Until now, research into transnational organised crime groups has concentrated on their male participants. Felia Allum is redressing the balance by analysing the presence, activities and influence of women within these groups

Transnational organised crime groups (TOCGs), like terrorist cells, have a huge influence on contemporary society, whether through their illicit traffics, money laundering techniques or random victims. Both are, unfortunately, features of the twenty-first century. And, yet we still have very little detailed evidence-based analysis of TOGCs’ illegal or legal activities, their recruitment methods, or their multifaceted accomplices across Europe. Many of the existing studies concentrate purely on the male participants within these para-state organisations, ignoring the role of women. As a result, there is a lack of understanding of women’s true involvement. It is time to shift our focus and to examine their presence, activities and influence.
The aim of this research project is to look at the roles women play in different TOCGs, European, African and Asian. Often, their roles appear contradictory: are they active agents, neutral accomplices or passive victims? Are they managers, financial advisers or simple companions? If the latter, are they then leaders or victims? Are they included or excluded? Feminine or masculine? Violent or passive? Further, how fundamental are women to the success of TOCGs?

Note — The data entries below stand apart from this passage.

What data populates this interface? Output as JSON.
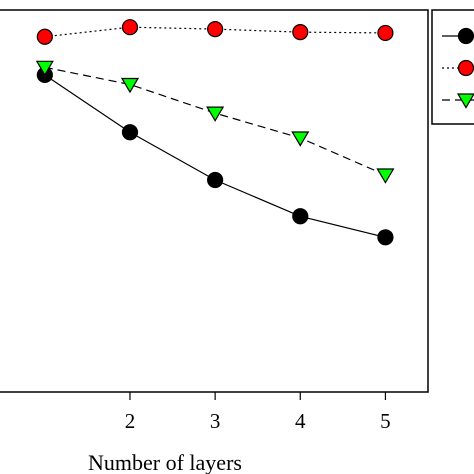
{
  "chart_data": {
    "type": "line",
    "title": "",
    "xlabel": "Number of layers",
    "ylabel": "",
    "x": [
      1,
      2,
      3,
      4,
      5
    ],
    "xticks": [
      "2",
      "3",
      "4",
      "5"
    ],
    "xlim": [
      0.45,
      5.5
    ],
    "ylim": [
      0,
      100
    ],
    "grid": false,
    "legend_position": "top-right",
    "series": [
      {
        "values": [
          83,
          68,
          55.5,
          46,
          40.5
        ],
        "color": "#000000",
        "line_style": "solid",
        "marker": "circle",
        "marker_fill": "#000000"
      },
      {
        "values": [
          93,
          95.5,
          95,
          94.2,
          94
        ],
        "color": "#000000",
        "line_style": "dotted",
        "marker": "circle",
        "marker_fill": "#ff0000"
      },
      {
        "values": [
          85,
          80.5,
          73,
          66.5,
          56.8
        ],
        "color": "#000000",
        "line_style": "dashed",
        "marker": "triangle-down",
        "marker_fill": "#00ff00"
      }
    ]
  }
}
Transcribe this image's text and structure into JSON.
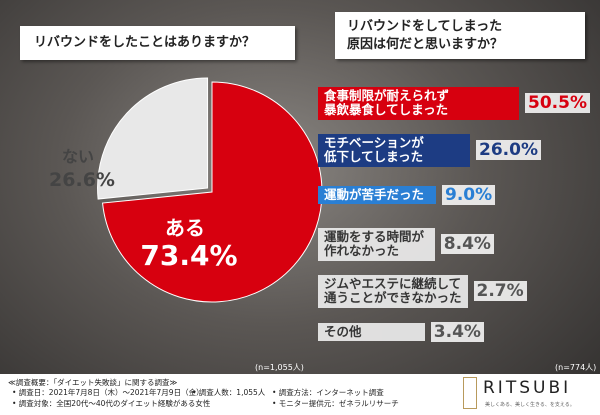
{
  "chart_data": [
    {
      "type": "pie",
      "title": "リバウンドをしたことはありますか？",
      "categories": [
        "ある",
        "ない"
      ],
      "values": [
        73.4,
        26.6
      ],
      "value_labels": [
        "73.4%",
        "26.6%"
      ],
      "colors": [
        "#d7000f",
        "#e8e8e8"
      ],
      "note": "(n=1,055人)"
    },
    {
      "type": "bar",
      "title": "リバウンドをしてしまった\n原因は何だと思いますか？",
      "categories": [
        "食事制限が耐えられず\n暴飲暴食してしまった",
        "モチベーションが\n低下してしまった",
        "運動が苦手だった",
        "運動をする時間が\n作れなかった",
        "ジムやエステに継続して\n通うことができなかった",
        "その他"
      ],
      "values": [
        50.5,
        26.0,
        9.0,
        8.4,
        2.7,
        3.4
      ],
      "value_labels": [
        "50.5%",
        "26.0%",
        "9.0%",
        "8.4%",
        "2.7%",
        "3.4%"
      ],
      "colors": [
        "#d7000f",
        "#1d3c83",
        "#2a7fd4",
        "#ececec",
        "#ececec",
        "#ececec"
      ],
      "note": "(n=774人)"
    }
  ],
  "survey": {
    "heading": "≪調査概要：「ダイエット失敗談」に関する調査≫",
    "items": [
      "• 調査日：2021年7月8日（木）～2021年7月9日（金）",
      "• 調査人数：1,055人",
      "• 調査方法：インターネット調査",
      "• 調査対象：全国20代～40代のダイエット経験がある女性",
      "• モニター提供元：ゼネラルリサーチ"
    ]
  },
  "brand": {
    "name": "RITSUBI",
    "tagline": "美しくある、美しく生きる、を支える。"
  }
}
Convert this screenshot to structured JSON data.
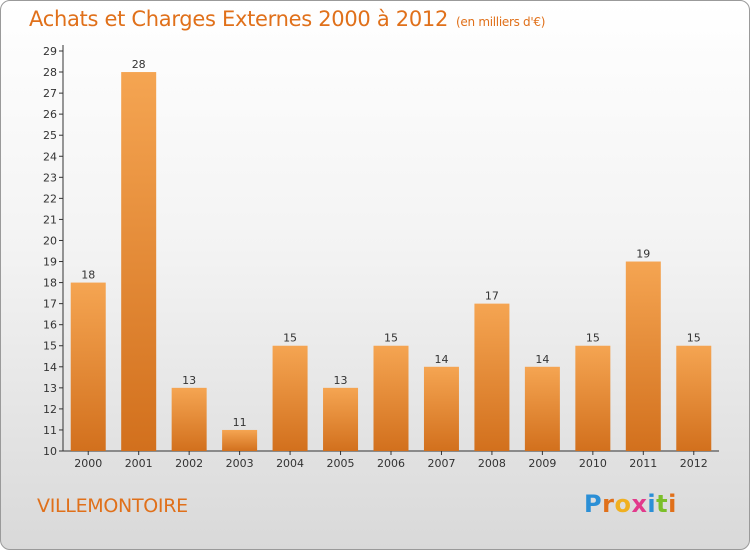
{
  "header": {
    "title": "Achats et Charges Externes 2000 à 2012",
    "subtitle": "(en milliers d'€)"
  },
  "footer": {
    "commune": "VILLEMONTOIRE",
    "logo_letters": [
      {
        "ch": "P",
        "color": "#2b8fd6"
      },
      {
        "ch": "r",
        "color": "#e0701a"
      },
      {
        "ch": "o",
        "color": "#f0b020"
      },
      {
        "ch": "x",
        "color": "#e23a8c"
      },
      {
        "ch": "i",
        "color": "#2b8fd6"
      },
      {
        "ch": "t",
        "color": "#7bbf2a"
      },
      {
        "ch": "i",
        "color": "#e0701a"
      }
    ]
  },
  "chart_data": {
    "type": "bar",
    "title": "Achats et Charges Externes 2000 à 2012",
    "subtitle": "(en milliers d'€)",
    "categories": [
      "2000",
      "2001",
      "2002",
      "2003",
      "2004",
      "2005",
      "2006",
      "2007",
      "2008",
      "2009",
      "2010",
      "2011",
      "2012"
    ],
    "values": [
      18,
      28,
      13,
      11,
      15,
      13,
      15,
      14,
      17,
      14,
      15,
      19,
      15
    ],
    "ylim": [
      10,
      29
    ],
    "yticks": [
      10,
      11,
      12,
      13,
      14,
      15,
      16,
      17,
      18,
      19,
      20,
      21,
      22,
      23,
      24,
      25,
      26,
      27,
      28,
      29
    ],
    "grid": false,
    "colors": {
      "bar_top": "#f5a552",
      "bar_bottom": "#d2701d",
      "axis": "#333333"
    }
  }
}
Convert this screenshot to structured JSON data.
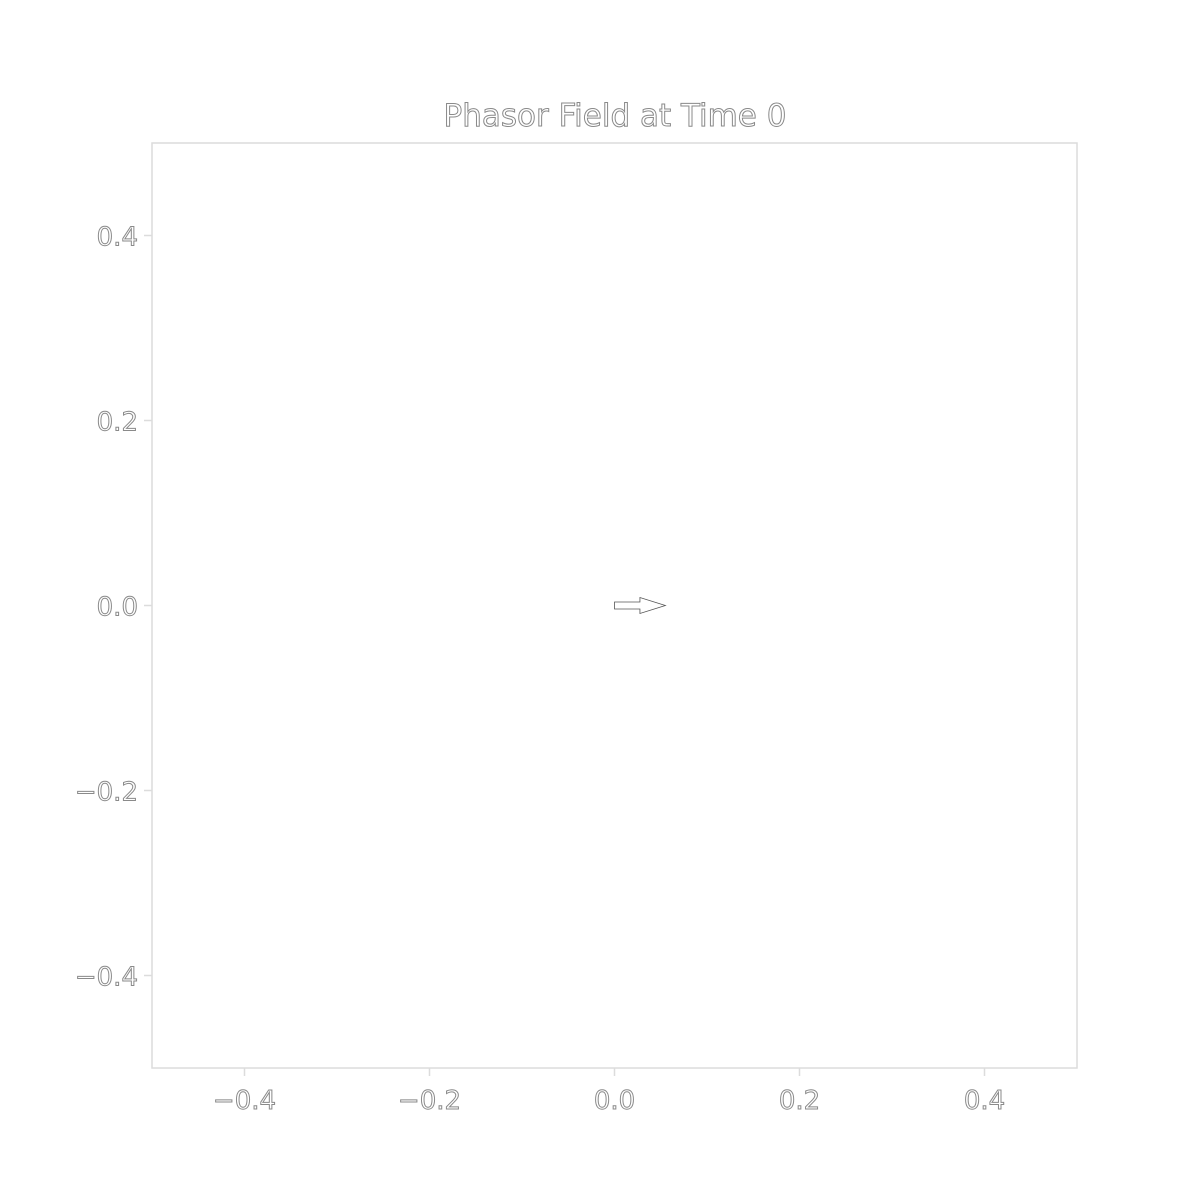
{
  "chart_data": {
    "type": "quiver",
    "title": "Phasor Field at Time 0",
    "xlabel": "",
    "ylabel": "",
    "xlim": [
      -0.5,
      0.5
    ],
    "ylim": [
      -0.5,
      0.5
    ],
    "x_ticks": [
      -0.4,
      -0.2,
      0.0,
      0.2,
      0.4
    ],
    "y_ticks": [
      -0.4,
      -0.2,
      0.0,
      0.2,
      0.4
    ],
    "x_tick_labels": [
      "−0.4",
      "−0.2",
      "0.0",
      "0.2",
      "0.4"
    ],
    "y_tick_labels": [
      "−0.4",
      "−0.2",
      "0.0",
      "0.2",
      "0.4"
    ],
    "grid": false,
    "arrows": [
      {
        "x": 0.0,
        "y": 0.0,
        "u": 0.055,
        "v": 0.0
      }
    ],
    "colors": {
      "frame": "#dcdcdc",
      "text": "#8a8a8a",
      "arrow_edge": "#555555",
      "arrow_fill": "#ffffff"
    }
  }
}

In order to clarify these aspects of women’s involvement I will consider the following questions. Why does this gender gap exist? Why do these gender contradictions exist? Why do gender constraints persist over time and space? Why these particular gender differences and this type of stratification in TOCGs? Why does gender still matter and make a difference in TOCGs? Have law enforcement agencies underestimated women’s roles?
I hope my approach will provide the basis for a new and ground-breaking conceptual framework for understanding the roles of women in TOCGs in a global context. As a woman researcher and using a biographical and autobiographical approach, I want to listen to women and their stories to understand their criminal experiences, involvement and pasts. I will collect the cultural and intersubjective life stories and narratives of TOCGs women in order to reconstruct their involvement and participation between 1990 and 2018 and so answer my research questions.
This study will combine the analysis of historical documents (papers from court cases; newspaper and other reports) with the first-hand accounts of women involved in TOCGs viewed through a cultural lens. I will analyse the women’s experience from a variety of angles – bottom up and top down, insider and outsider, formal and informal – to decipher their life stories, motivations, strategic choices and life paths, in order to understand more fully their role within TOCGs.